Foto da capa por L.Willms – Obra do próprio, CC BY-SA 3.0, https://commons.wikimedia.org/w/index.php?curid=18565491
Angola Luanda aeroporto 4 de fevereiro
Foto de L.Willms (CC BY-SA 3.0), https://commons.wikimedia.org/w/index.php?curid=18565491

 

Esse é o relato dos ocorridos no aeroporto 4 de fevereiro, em Luanda (Angola), na minha passagem por lá, em 2006.

Minha primeira impressão não foi boa, pois não curti a malandragem deles. Depois de esperar uns 40 minutos para passar pela imigração, sem motivo aparente (eu e todos os gringos do voo), não precisaria passar no raio-X do aeroporto e em troca disso eu daria uma “gasosa” pro cara lá (1- gasosa é propina, gorjeta, etc. 2- eu não tinha problema nenhum em passar pelo raio-X, como fiz e faço em todos os outros lugares).

Bom, sem escolha, fui dar a gasosa e saquei do bolso uma moeda de 2 euros (era metade da grana que eu tinha!).

Só isso?!?! – disse o sujeito, e eu respondi: Como assim só isso?!?! Isso é euro!!! Vale várias kwanzas!!! (kwanza é a moeda local).

Papo pra lá, papo pra cá e tudo que ele levou de mim foi mesmo a moedinha de 2 euros.

Um mês depois, no dia que fui embora, mais problemas no aeroporto.

Para começar, assim que cheguei, vieram dois caras pedindo uma gasosa para que eu não enfrentasse a fila do check in, mas não aceitei a oferta deles… Cheguei lá às 8h30 para fazer o check in do voo das 13h e só fui atendido ao meio dia!

Nessa fila interminável, descobri que meu nome não estava na lista de embarque e para o colocarem na lista de espera, eu tinha que liberar uma gasosa

Novamente sem escolha, ofereci a gasosa (que agora eram 20 dólares), mas o cara falou pra eu guardar e dar pra ele depois, pra não verem. Nesse momento o chefe dele chegou dando-lhe uma baita bronca, sei lá porquê motivo, mas aproveitei o momento para reclamar que o tal sujeito não tinha posto meu nome na lista de espera. O chefe deu outra bronca no cara e eu consegui ir pro check in. Dessa vez salvei minha gasosa!

Quando despachei minhas malas, dei mole e deixei minha carteira internacional de vacinação contra febre amarela (obrigatória nessa viagem) dentro delas. Sem problemas, você pode comprar uma lá (comprar?!). Fui até uma mesinha de boteco ao lado do check in e lá havia um senhor (médico do Ministério da Saúde angolana) e ele fez uma carteira pra mim na hora. Me entregou e disse: São 10 dólares.
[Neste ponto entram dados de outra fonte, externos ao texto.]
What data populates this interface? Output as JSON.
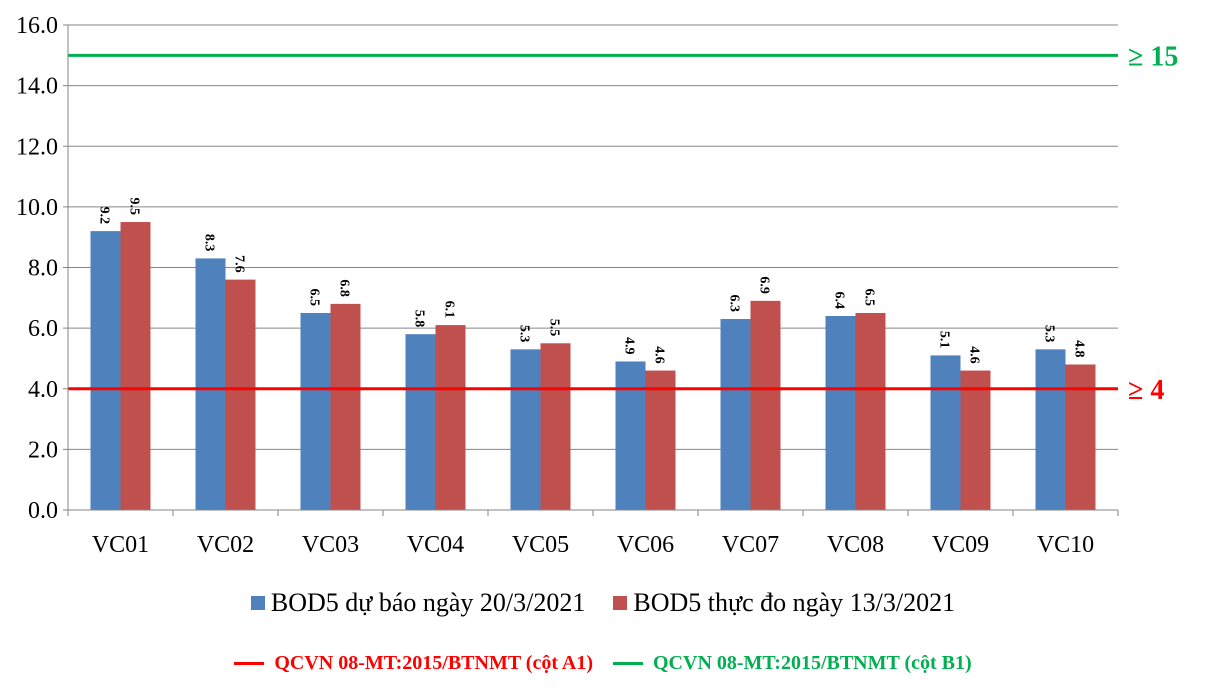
{
  "chart_data": {
    "type": "bar",
    "categories": [
      "VC01",
      "VC02",
      "VC03",
      "VC04",
      "VC05",
      "VC06",
      "VC07",
      "VC08",
      "VC09",
      "VC10"
    ],
    "series": [
      {
        "name": "BOD5 dự báo ngày 20/3/2021",
        "color": "#4f81bd",
        "values": [
          9.2,
          8.3,
          6.5,
          5.8,
          5.3,
          4.9,
          6.3,
          6.4,
          5.1,
          5.3
        ]
      },
      {
        "name": "BOD5 thực đo ngày 13/3/2021",
        "color": "#c0504d",
        "values": [
          9.5,
          7.6,
          6.8,
          6.1,
          5.5,
          4.6,
          6.9,
          6.5,
          4.6,
          4.8
        ]
      }
    ],
    "y_ticks": [
      "0.0",
      "2.0",
      "4.0",
      "6.0",
      "8.0",
      "10.0",
      "12.0",
      "14.0",
      "16.0"
    ],
    "ylim": [
      0,
      16
    ],
    "grid": true,
    "legend_placement": "bottom",
    "reference_lines": [
      {
        "name": "QCVN 08-MT:2015/BTNMT (cột A1)",
        "value": 4,
        "label": "≥ 4",
        "color": "#ff0000"
      },
      {
        "name": "QCVN 08-MT:2015/BTNMT (cột B1)",
        "value": 15,
        "label": "≥ 15",
        "color": "#00b050"
      }
    ]
  }
}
Eu só tinha notas de 20, então dei 20 doletas ao senhor e fiquei esperando o troco. Garoto… Ele pegou meus 20 dólares botou no bolso, me olhou e sorriu…

Fui então à imigração (meu visto estava vencido há um dia) e o homem me disse: Seu visto está vencido, tenho que te cobrar uma multa. Eu só tinha mais uma nota de 20 dólares e não queria perdê-la, pois talvez tivesse que usá-la mais tarde, então, com olhos bem tristes falei pro cara: É, eu sei e por isso estou indo embora. E também não tenho mais dinheiro. Nem tenho como pagar essa multa. E ele: Tá bom, vai lá.

Daí, fui para uma salinha para a revista manual da mala de mão. Situação bem desconfortável, pois lá está só você e o cara que revista a sua mala. Se ele resolver pegar algo da sua mala e botar no bolso, não sei se há como/onde/com quem reclamar… Por sorte, ele não fez nada, nem me pediu gasosa.

Mas tirando a minha saga com o aeroporto 4 de fevereiro (nome dado em homenagem ao início da luta armada pela revolução e feriado nacional lá), tive um ótimo convívio com os angolanos, que são muito gente boa e gostam muito do Brasil e de brasileiros.

2 comments

  1. Parece que esses problemas em Luanda é uma regra. Neste blog http://diariodaafrica.blogspot.com/2008/12/em-luanda-de-novo.html tem um relato bem similar.
    Provavelmente na maioria dos países existe alguma forma de arrancar uma propina do turista ou enganá-lo e fazê-lo gastar mais dinheiro. No Brasil temos milhares de golpes assim.
    Acho que o único país que eu nunca ouvi nenhum relato de gente querendo tirar o seu em cima do turista é o Japão.